Exercise: Let $H$ be a subgroup of the finite group $G$ and let $H$ act on $G$ (here $A = G$) by left multiplication. Let $x \in G$ and let $O$ be the orbit of $ x$ under the action $H$.
Prove that the map $H → O$ defined by $h → hx$
is a bijection (hence all orbits have cardinality $|H|$)
Hint: if $H$ is a group acting on a set $A$, the relation ~ on $A$ defined by $a$~$b$ if and only if $a = bh$ for some $h \in H$ is an equivalence relation.
Then using the hint, and the bijection deduce Lagrange's Theorem: "If $G$ is a finite group and $H$ is a subgroup of $G$ then $|H|$ divides $|G|$.

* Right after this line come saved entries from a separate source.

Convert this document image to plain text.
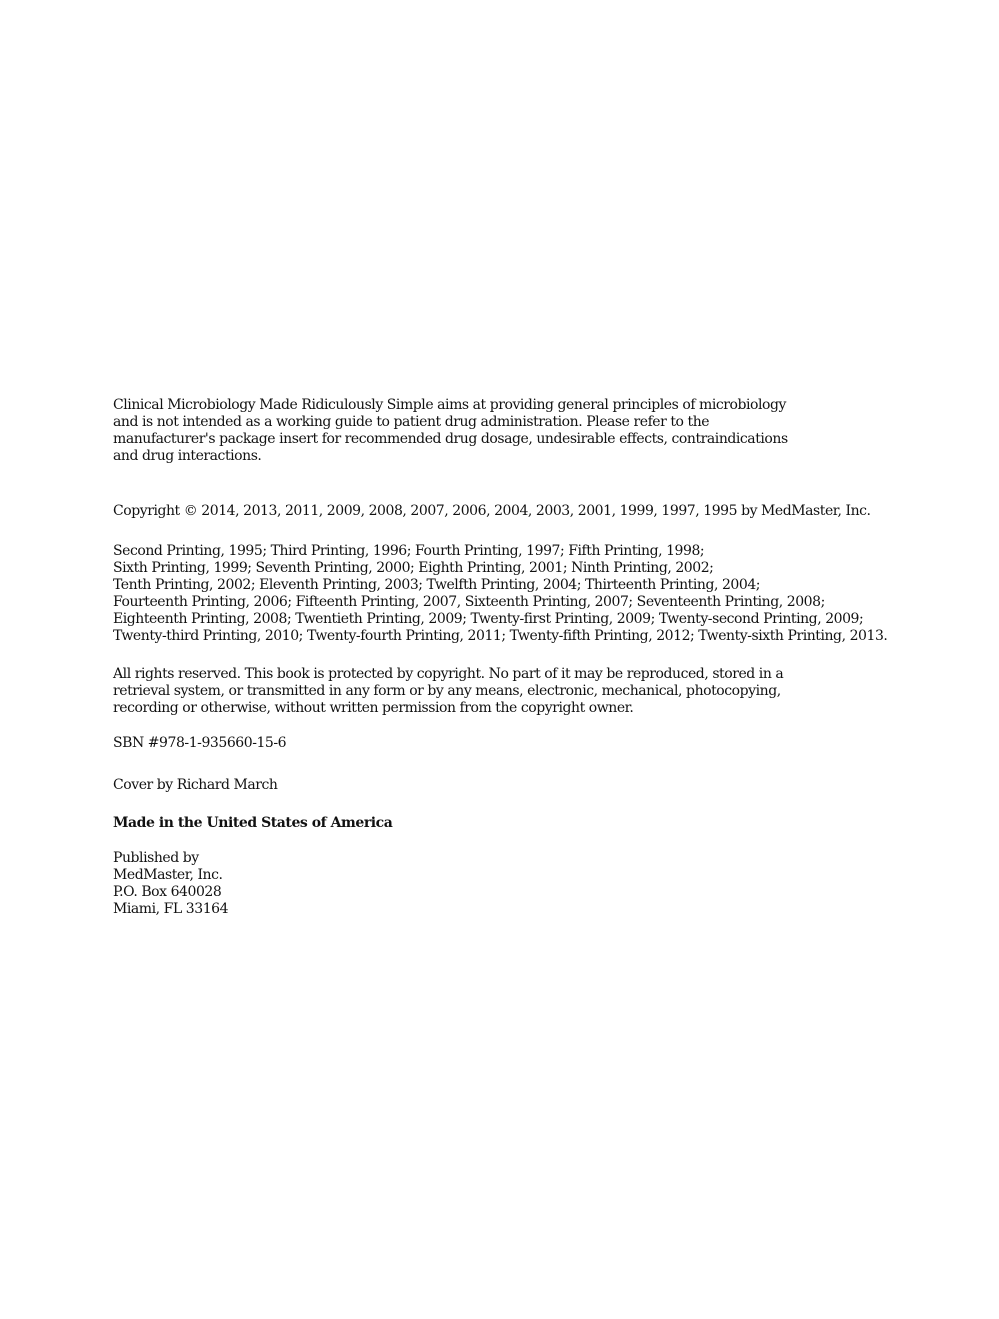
Clinical Microbiology Made Ridiculously Simple aims at providing general principles of microbiology
and is not intended as a working guide to patient drug administration. Please refer to the
manufacturer's package insert for recommended drug dosage, undesirable effects, contraindications
and drug interactions.
Copyright © 2014, 2013, 2011, 2009, 2008, 2007, 2006, 2004, 2003, 2001, 1999, 1997, 1995 by MedMaster, Inc.
Second Printing, 1995; Third Printing, 1996; Fourth Printing, 1997; Fifth Printing, 1998;
Sixth Printing, 1999; Seventh Printing, 2000; Eighth Printing, 2001; Ninth Printing, 2002;
Tenth Printing, 2002; Eleventh Printing, 2003; Twelfth Printing, 2004; Thirteenth Printing, 2004;
Fourteenth Printing, 2006; Fifteenth Printing, 2007, Sixteenth Printing, 2007; Seventeenth Printing, 2008;
Eighteenth Printing, 2008; Twentieth Printing, 2009; Twenty-first Printing, 2009; Twenty-second Printing, 2009;
Twenty-third Printing, 2010; Twenty-fourth Printing, 2011; Twenty-fifth Printing, 2012; Twenty-sixth Printing, 2013.
All rights reserved. This book is protected by copyright. No part of it may be reproduced, stored in a
retrieval system, or transmitted in any form or by any means, electronic, mechanical, photocopying,
recording or otherwise, without written permission from the copyright owner.
SBN #978-1-935660-15-6
Cover by Richard March
Made in the United States of America
Published by
MedMaster, Inc.
P.O. Box 640028
Miami, FL 33164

attempt: We will show map $H → O$ defined by $h → hx$
is a bijection . Hence we need to show it's injective and surjective. For injectivity , suppose $h_1, h_2 \in H$ , then we need to show $\phi(h_1) = \phi (h_2) → h_1 = h_2$. Then $h_1x = h_2x$ implies $(h_1x)x^{-1} = (h_2x)x^{-1}$ implies $h_1(xx^{-1}) = h_2(xx^{-1})$ implies $h_1 = h_2$ Thus it's injective.
for surjective, clearly it's onto since for every $hx \in O $, there is an $h \in H$ such that $\phi(h) = hx$. Therefore it's a bijection.
Can someone please help me deduce Lagrange's Theorem, using the fact that $\phi$ is a bijection and using the given hint? Thank you very much.